The latter had denounced “the provocations” of the junta after the latter demanded the departure of a hundred Danish commandos who had come to lend a hand in the fight against the jihadists. Reason, Copenhagen would not have signed a specific bilateral agreement, and for good reason since Denmark acts within the framework of the multinational force known as Takuba, perfectly validated last summer by Bamako.
Takuba, made up of special forces from around ten European countries (Netherlands, Estonia, Sweden, Belgium, Czech Republic, Norway, Portugal, Italy, Hungary), under French command, is responsible for supporting the UN Minusma force and the French contingent of Operation Barkhane, without which the jihadists would have taken power long ago.
A device to be adapted
Result, Copenhagen, whose soldiers will leave, denounced the “dirty political game” of Bamako and the Minister French Foreign Minister, Jean Yves Le Drian, estimated Friday morning that the French and European forces cannot “stay like that” in Mali. They are also in the process of examining how to “adapt their system” of anti-jihadist struggle in the region”.
“This junta is illegitimate and is taking irresponsible measures . It bears full responsibility for the withdrawal of Danish forces and further isolates itself from its international partners, in defiance of the commitments given,” declared the head of French diplomacy alongside his Nigerian counterpart, Hassoumi Massoudou, in Paris.
He also announced “discussions with all of our partners to draw the consequences of this double rupture marked by the junta, both political and military”. A break that would justify a response from Mali’s partners “unanimous, firm, determined”.
The Malian Minister of Foreign Affairs, Abdoulaye Diop, replied on Friday that his country “does not exclude anything” in its relations with Paris, while adding that a request for the departure of the French forces was not “for the moment on the table”, even if it was possible if this presence was deemed contrary to the interests of Mali.
The differences are deep. On the one hand, the junta carried out “the coup d’etat de trop” last May, which earned it undergo new sanctions from the Organization of West African States (ECOWAS), on January 9. Bamako denounces ECOWAS as subservient to Paris, while it has sovereign and important countries, such as Nigeria, underlines a connoisseur of the region in Bamako.
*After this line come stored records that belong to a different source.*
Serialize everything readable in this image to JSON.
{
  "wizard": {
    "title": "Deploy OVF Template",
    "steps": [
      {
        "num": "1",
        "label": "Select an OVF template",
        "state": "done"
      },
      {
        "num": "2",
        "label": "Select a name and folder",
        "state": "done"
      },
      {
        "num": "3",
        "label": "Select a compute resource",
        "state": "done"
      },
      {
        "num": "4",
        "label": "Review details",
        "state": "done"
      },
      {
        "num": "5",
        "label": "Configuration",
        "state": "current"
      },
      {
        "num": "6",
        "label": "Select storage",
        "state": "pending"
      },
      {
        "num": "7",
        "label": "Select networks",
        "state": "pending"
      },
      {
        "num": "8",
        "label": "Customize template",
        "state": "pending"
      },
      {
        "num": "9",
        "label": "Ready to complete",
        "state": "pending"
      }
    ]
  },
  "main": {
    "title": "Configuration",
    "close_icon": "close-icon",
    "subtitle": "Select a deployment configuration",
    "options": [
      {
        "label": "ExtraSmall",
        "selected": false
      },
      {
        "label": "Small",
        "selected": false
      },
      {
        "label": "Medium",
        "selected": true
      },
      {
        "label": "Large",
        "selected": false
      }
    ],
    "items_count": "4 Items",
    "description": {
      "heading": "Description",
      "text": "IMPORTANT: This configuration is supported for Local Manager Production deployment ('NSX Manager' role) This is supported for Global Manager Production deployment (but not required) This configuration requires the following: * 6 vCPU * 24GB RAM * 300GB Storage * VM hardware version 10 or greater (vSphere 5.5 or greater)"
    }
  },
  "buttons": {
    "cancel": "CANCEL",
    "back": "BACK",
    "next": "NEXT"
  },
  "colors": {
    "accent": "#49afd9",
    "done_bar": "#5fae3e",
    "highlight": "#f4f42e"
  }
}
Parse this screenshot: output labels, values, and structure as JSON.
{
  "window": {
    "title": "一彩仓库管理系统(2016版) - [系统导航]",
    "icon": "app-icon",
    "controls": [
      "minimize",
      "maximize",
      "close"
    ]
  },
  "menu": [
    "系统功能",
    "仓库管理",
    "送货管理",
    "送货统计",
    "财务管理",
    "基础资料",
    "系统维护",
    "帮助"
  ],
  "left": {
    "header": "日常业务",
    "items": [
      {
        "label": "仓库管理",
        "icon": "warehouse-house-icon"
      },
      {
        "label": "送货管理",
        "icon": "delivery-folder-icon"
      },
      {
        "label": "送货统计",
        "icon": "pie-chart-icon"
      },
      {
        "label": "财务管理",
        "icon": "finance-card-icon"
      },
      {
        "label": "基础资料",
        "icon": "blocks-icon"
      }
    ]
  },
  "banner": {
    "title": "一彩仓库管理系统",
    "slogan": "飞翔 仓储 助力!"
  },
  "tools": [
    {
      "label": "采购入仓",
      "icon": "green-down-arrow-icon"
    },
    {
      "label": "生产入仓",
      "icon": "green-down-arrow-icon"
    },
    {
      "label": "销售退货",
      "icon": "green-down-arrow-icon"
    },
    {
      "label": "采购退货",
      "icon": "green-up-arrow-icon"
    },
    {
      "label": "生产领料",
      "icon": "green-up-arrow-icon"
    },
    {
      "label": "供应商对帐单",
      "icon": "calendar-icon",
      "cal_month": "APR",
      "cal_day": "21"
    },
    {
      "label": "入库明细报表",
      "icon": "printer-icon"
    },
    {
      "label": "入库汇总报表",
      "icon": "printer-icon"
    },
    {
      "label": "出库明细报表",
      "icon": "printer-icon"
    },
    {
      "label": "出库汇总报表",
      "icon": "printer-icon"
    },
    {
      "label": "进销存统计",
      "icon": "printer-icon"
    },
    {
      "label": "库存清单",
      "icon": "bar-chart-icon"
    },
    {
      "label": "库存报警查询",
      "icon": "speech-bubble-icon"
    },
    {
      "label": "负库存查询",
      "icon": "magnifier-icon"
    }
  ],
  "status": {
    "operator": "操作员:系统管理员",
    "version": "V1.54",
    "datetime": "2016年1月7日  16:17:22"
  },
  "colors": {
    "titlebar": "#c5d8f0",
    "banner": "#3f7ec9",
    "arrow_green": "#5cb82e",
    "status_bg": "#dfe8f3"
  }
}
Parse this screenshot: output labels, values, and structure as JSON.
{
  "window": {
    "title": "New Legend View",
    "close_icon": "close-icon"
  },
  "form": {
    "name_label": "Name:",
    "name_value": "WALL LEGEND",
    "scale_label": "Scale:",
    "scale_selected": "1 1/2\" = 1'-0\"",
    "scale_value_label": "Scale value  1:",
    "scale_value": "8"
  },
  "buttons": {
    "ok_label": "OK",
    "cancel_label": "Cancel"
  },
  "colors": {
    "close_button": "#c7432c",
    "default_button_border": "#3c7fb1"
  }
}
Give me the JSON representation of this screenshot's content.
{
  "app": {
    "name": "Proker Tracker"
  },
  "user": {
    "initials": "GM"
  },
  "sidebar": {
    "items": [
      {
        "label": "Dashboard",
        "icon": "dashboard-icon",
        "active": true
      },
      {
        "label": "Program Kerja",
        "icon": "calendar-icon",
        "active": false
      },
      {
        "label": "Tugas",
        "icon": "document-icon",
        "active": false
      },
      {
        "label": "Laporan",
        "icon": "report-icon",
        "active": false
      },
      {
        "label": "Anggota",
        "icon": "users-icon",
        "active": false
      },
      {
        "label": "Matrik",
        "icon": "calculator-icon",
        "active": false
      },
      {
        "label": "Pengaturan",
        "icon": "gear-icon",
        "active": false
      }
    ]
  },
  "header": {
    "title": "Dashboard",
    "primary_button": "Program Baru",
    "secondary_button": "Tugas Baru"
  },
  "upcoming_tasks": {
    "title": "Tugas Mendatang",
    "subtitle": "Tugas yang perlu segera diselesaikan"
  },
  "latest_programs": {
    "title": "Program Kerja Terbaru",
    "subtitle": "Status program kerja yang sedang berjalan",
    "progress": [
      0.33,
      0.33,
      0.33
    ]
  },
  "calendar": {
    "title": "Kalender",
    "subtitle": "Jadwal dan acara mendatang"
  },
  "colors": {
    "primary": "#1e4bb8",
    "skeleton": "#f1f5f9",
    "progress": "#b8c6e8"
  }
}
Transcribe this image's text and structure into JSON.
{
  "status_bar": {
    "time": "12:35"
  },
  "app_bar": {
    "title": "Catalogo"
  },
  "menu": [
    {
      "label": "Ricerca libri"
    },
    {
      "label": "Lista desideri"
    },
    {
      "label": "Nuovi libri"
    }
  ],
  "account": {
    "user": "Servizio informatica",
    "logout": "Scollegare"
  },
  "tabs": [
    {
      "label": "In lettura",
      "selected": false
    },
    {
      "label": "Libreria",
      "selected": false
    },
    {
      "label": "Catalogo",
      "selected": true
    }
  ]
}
Other disagreement, fundamental: the junta wants to negotiate a political agreement with the jihadists, while its military supporters, including France (which lost 24 soldiers since the beginning of his intervention in 53) do not hear it that way. A victory for the jihadists, even disguised as a reconciliation agreement, could lead to a domino effect in the region, whose other regimes are fragile.
The failures in the fight against the jihadists, despite the deployment of French, UN and African forces and international financial support, have also pushed the military to take power in Guinea, Mali, in August 2020, and in Burkina Faso, last Monday. ECOWAS was debating sanctions against Burkina Faso on Friday.
The international community is also concerned about the presence on Malian soil of paramilitaries from the sulphurous group of Russian mercenaries Wagner. A group “which is not at all there to help Mali, or fight against the jihadists but to serve as close guard to the junta”, estimates the same observer in Bamako. Hassoumi Massoudou was surprised that the Malian military “after having failed in the field of war, took political power and in the name of adulterated patriotism appealed to Russian mercenaries”.
The behavior of the junta would justify a withdrawal of foreign forces, moreover initiated a year ago by Paris in view of the growing unpopularity of the French presence in the regions of Mali little threatened by the jihadists, and the lack of will of the regime itself to confront the terrorists. But Westerners and Europeans are faced with a dilemma: a departure would serve the jihadists, whose push, part of the north of the Mali in 53, reached large parts of Burkina, Niger and northern coastal countries of East Africa ‘Where is.